Bisnis.com, JAKARTA – PT Visi Media Asia Tbk. (VIVA) masih mengkaji hasil penetapan pemenang penyelenggara multipleksing siaran televisi digital di 22 provinsi.
Sempat mengajukan sanggahan melalui anak usahanya, yaitu ANTV, Viva belum dapat mengambil sikap terkait dengan langkah selanjutnya yang akan ditempuh.
Direktur Visi Media Asia Neil Tobing mengatakan perseroan masih mengkaji dan mengevaluasi hasil putusan Kemenkominfo mengenai penetapan pemenang multipleksing siaran digital di 22 provinsi pada hari ini.
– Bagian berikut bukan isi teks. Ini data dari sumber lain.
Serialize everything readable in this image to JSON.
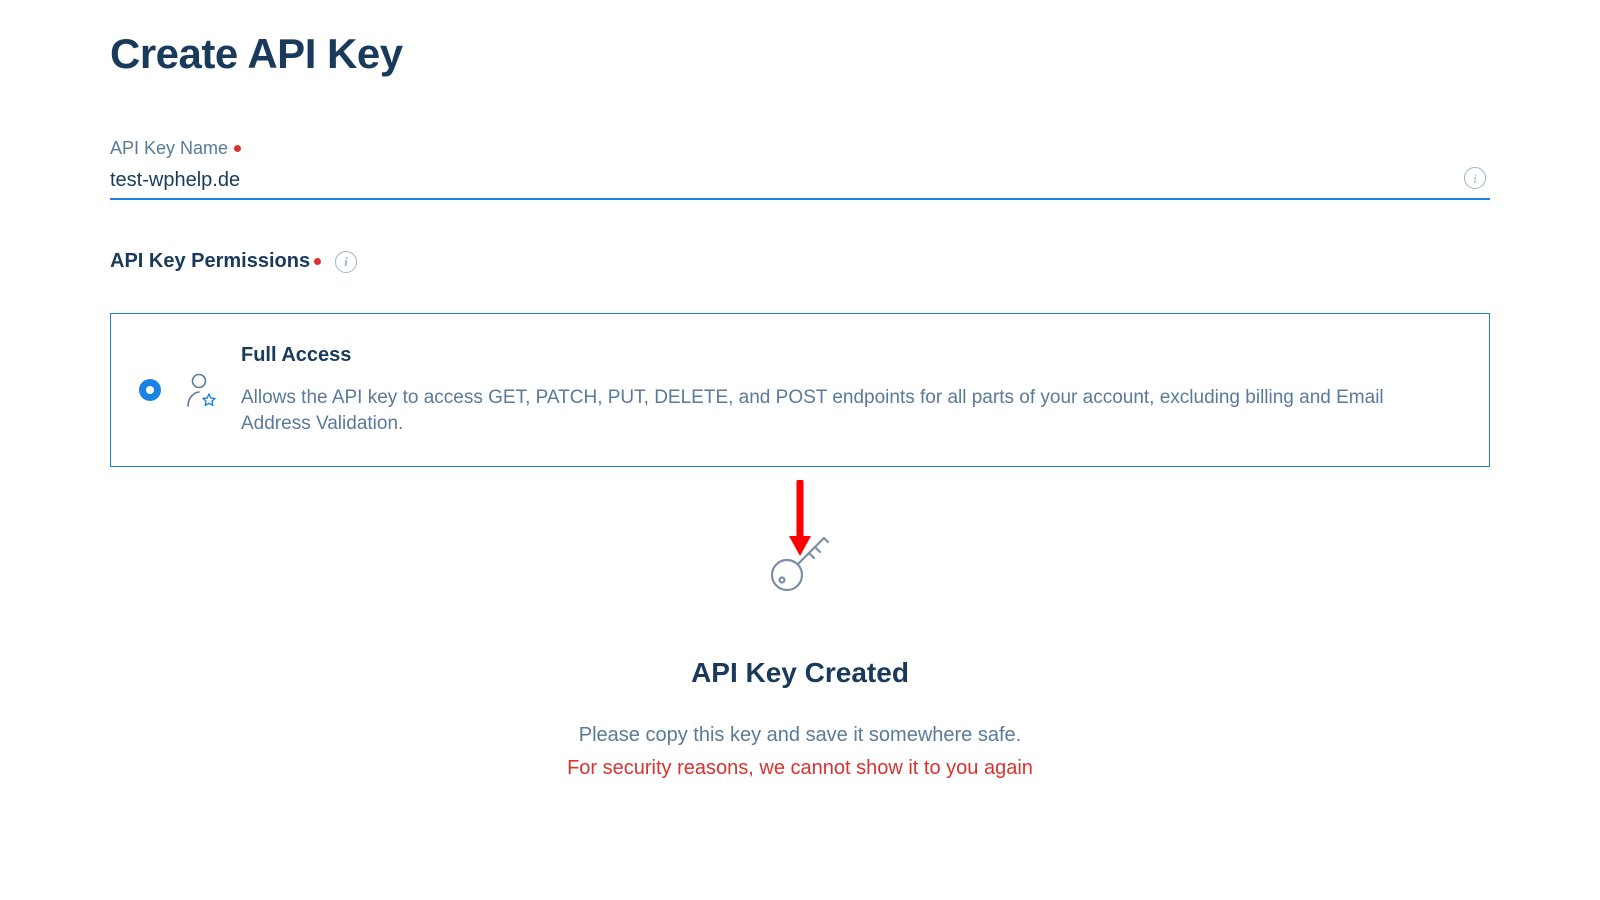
{
  "page": {
    "title": "Create API Key"
  },
  "nameField": {
    "label": "API Key Name",
    "value": "test-wphelp.de"
  },
  "permissions": {
    "label": "API Key Permissions",
    "option": {
      "title": "Full Access",
      "description": "Allows the API key to access GET, PATCH, PUT, DELETE, and POST endpoints for all parts of your account, excluding billing and Email Address Validation."
    }
  },
  "created": {
    "title": "API Key Created",
    "copyText": "Please copy this key and save it somewhere safe.",
    "warnText": "For security reasons, we cannot show it to you again"
  }
}
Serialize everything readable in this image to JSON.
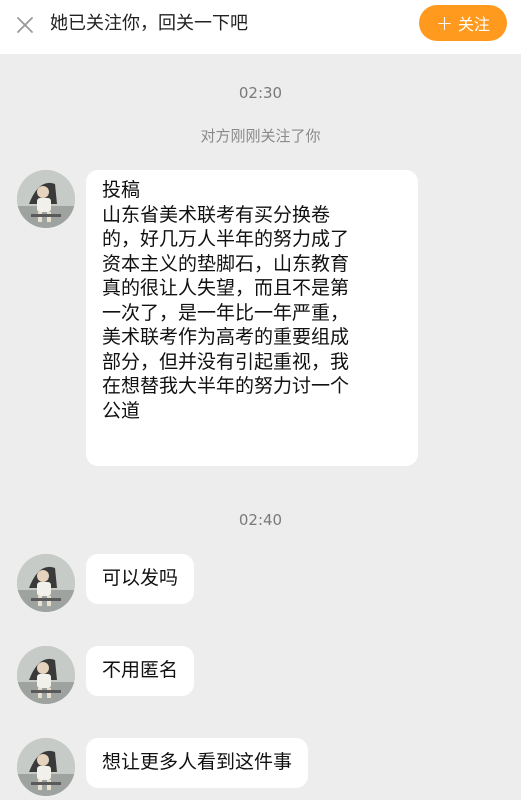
{
  "header": {
    "prompt_text": "她已关注你，回关一下吧",
    "follow_button_label": "+ 关注",
    "follow_button_text": "关注",
    "follow_button_icon": "plus-icon",
    "close_icon": "close-icon",
    "accent_color": "#ff9a1f"
  },
  "chat": {
    "timestamps": [
      "02:30",
      "02:40"
    ],
    "system_message": "对方刚刚关注了你",
    "messages": [
      {
        "lines": [
          "投稿",
          "山东省美术联考有买分换卷",
          "的，好几万人半年的努力成了",
          "资本主义的垫脚石，山东教育",
          "真的很让人失望，而且不是第",
          "一次了，是一年比一年严重，",
          "美术联考作为高考的重要组成",
          "部分，但并没有引起重视，我",
          "在想替我大半年的努力讨一个",
          "公道"
        ]
      },
      {
        "text": "可以发吗"
      },
      {
        "text": "不用匿名"
      },
      {
        "text": "想让更多人看到这件事"
      }
    ]
  }
}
Viva merasa proposal yang diberikan kepada panitia seleksi - melalui anak usahanya yaitu ANTV dan TvOne - cukup bagus dan layak untuk menang, sehingga hasil penetapan pemenang multipleksing yang ditetapkan hari ini akan dikaji kembali secara internal.
“Kami dibahas secara internal,” kata Neil kepada Bisnis.com, Senin (3/5/2021).
Neil mengatakan belum dapat bercerita banyak mengenai langkah selanjutnya yang akan diambil.
Baca Juga Ini Total Pendapatan Telkomsel pada 2020 |
---|
Sekedar informasi, ANTV merupakan satu dari lima lembaga penyiaran swasta yang mengajukan sanggahan atas penetapan pemenang multipleksing pada 26 April 2021.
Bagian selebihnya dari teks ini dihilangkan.